The policy address should be an assessment of Hong Kong’s well being and the problems and opportunities it faces and how the government intends to tackle these issues over the next year. The difficulty for Chief Executive CY Leung is that an honest attempt at this opens a Pandora’s box. So rather than discuss issues which concern people such One Country, Two Systems, constitutional reform, changes to MPF, universal pension and so on, he ignored them.
It is true that he touched on livelihood issues such as housing and measures for the elderly but only in the half-hearted impecunious manner that has characterized the Hong Kong government’s approach to welfare issues in the past. The Hong Kong government has for years ducked the issue of a universal pension claiming that it couldn’t afford it. Meanwhile it happily spends HK$100 billion on questionable infrastructure projects such as Hong Kong-Guangzhou express railway and almost as much again on the Hong Kong-Zhuhai-Macau bridge.
One of the government’s big difficulties is how to hide its riches. The government’s cashed-based system of accounting consistently understates the government’s true financial position. Last month the government quietly released its accrual-based consolidated financial accounts which showed government reserves amounted to HK$1.57 trillion for 2014-15. This compares to the cash-based reserves of HK$828.5 billion. The accrual accounts are depressed by an HK$800 billion item which is mainly for those civil servants that are still on the old defined pension. This liability disappears in 20-30 years time as those joining the civil service since 2000 have a contributory pension. So the government has plenty of reserves to fund a universal pension, and to do considerably more for those that have not participated in wealth.
Instead of dealing with real issues of concern to people the centerpiece of the of the policy address, was Beijing’s bizarre Beijing “One Belt, One Road” initiative. CY Leung’s preoccupation with this project is baffling. Hong Kong already has significant trade links with South East Asia. As for the “Stans” in Northern Asia the prospects for trade and investment appear limited. As many people have observed this One Belt, One Road is a foreign policy initiative to carve out a sphere of influence for China. The Chief Executive’s alacrity in setting up an office and a committee to be chaired by him is ludicrous shoe-shining and of no particular interest or value to Hong Kong.

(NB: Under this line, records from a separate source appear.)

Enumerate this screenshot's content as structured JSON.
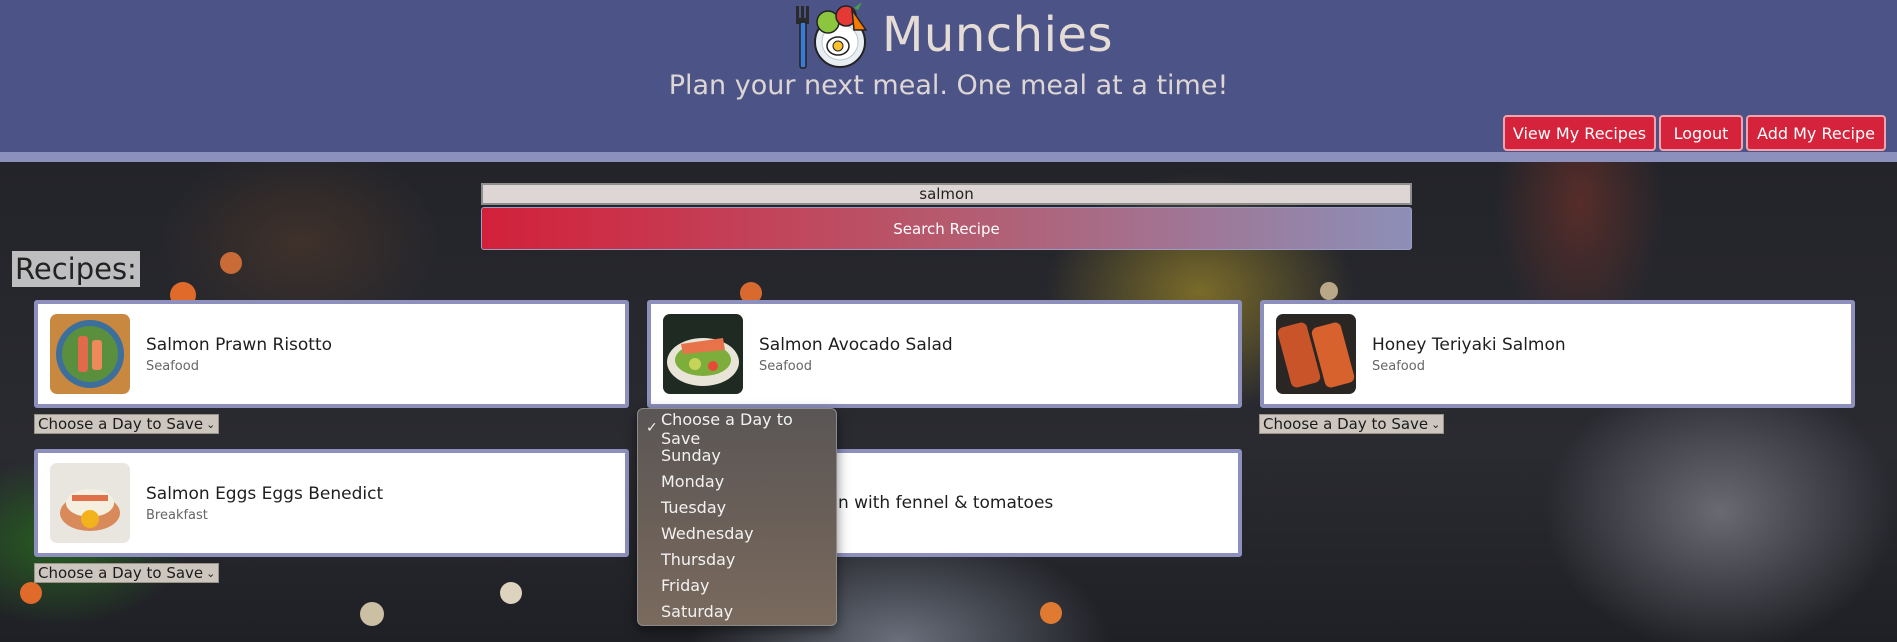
{
  "header": {
    "title": "Munchies",
    "tagline": "Plan your next meal. One meal at a time!",
    "logo_icon": "plate-fork-egg-logo"
  },
  "nav": {
    "view_recipes": "View My Recipes",
    "logout": "Logout",
    "add_recipe": "Add My Recipe"
  },
  "search": {
    "value": "salmon",
    "button": "Search Recipe"
  },
  "recipes_heading": "Recipes:",
  "day_select_label": "Choose a Day to Save",
  "recipes": [
    {
      "title": "Salmon Prawn Risotto",
      "category": "Seafood"
    },
    {
      "title": "Salmon Avocado Salad",
      "category": "Seafood"
    },
    {
      "title": "Honey Teriyaki Salmon",
      "category": "Seafood"
    },
    {
      "title": "Salmon Eggs Eggs Benedict",
      "category": "Breakfast"
    },
    {
      "title": "mon with fennel & tomatoes",
      "category": ""
    }
  ],
  "dropdown": {
    "selected": "Choose a Day to Save",
    "options": [
      "Choose a Day to Save",
      "Sunday",
      "Monday",
      "Tuesday",
      "Wednesday",
      "Thursday",
      "Friday",
      "Saturday"
    ]
  },
  "colors": {
    "header": "#4c5487",
    "accent": "#d6233c",
    "card_border": "#8d90bd"
  }
}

When China launched its “Go West” initiative in 1999 the then Chief Executive Tung Chee Hwa devoted one paragraph to it in his 2000 Policy Address. Donald Tsang, Chief Secretary, at the time dutifully led a contingent of 282 business people on a trip around Western China – a venture it has to be said which proved largely fruitless.
There is a true story about a previous chief executive’s visit to one of the ‘stans.’ After introducing Hong Kong as a big financial and business centre, the chief executive was asked by the president, “Do you do unnumbered accounts?” The implication here is that their respective interests weren’t entirely aligned.
During the policy address CY Leung also talked about another of his initiatives – The Innovation and Technology Bureau. There is a terrible irony here in thinking that the way to encourage innovation is to establish a government department. The private sector is a far better judge of what innovations are worth backing than the government. Leung also mentioned that the new bureau would be responsible for introducing initiatives for turning Hong Kong into a “smart” city.
Now that would have been a more interesting, almost inspiring centerpiece for the policy address rather than the ludicrously named Belt and Road initiative. Hong Kong desperately needs to become a smart city. It used to be. It is stretching belief to think that this administration could come up with a “smart “ initiative even though Hong Kong is ideally placed to explore “smart initiatives,” with its small size and relatively large population.
But this is a government that takes anywhere from 10 months to two years to make a decision on whether to grant outside seating to a restaurant. Two years after suggesting the pedestrianisation of Des Voeux Road, the government is only now showing signs of interest. Hong Kong has one of the world’s finest harbours yet is taking forever to make it an interesting, accessible and enjoyable attraction for the people of Hong Kong. When it comes to innovation and smart thinking the first thing the government needs to do is apply some to itself and examine why it is so pedestrian and incapable of making decisions, smart or otherwise.
Until that day occurs it looks as though government initiatives for Hong Kong from now on will be confined to half-baked government sponsored participation in China’s national plans, all to demonstrate the chief executive’s commitment to integrating Hong Kong with the mainland.
That’s the problem, as one commentator put it, of having a chief executive who rather than being Hong Kong’s man in Beijing, is Beijing’s man in Hong Kong.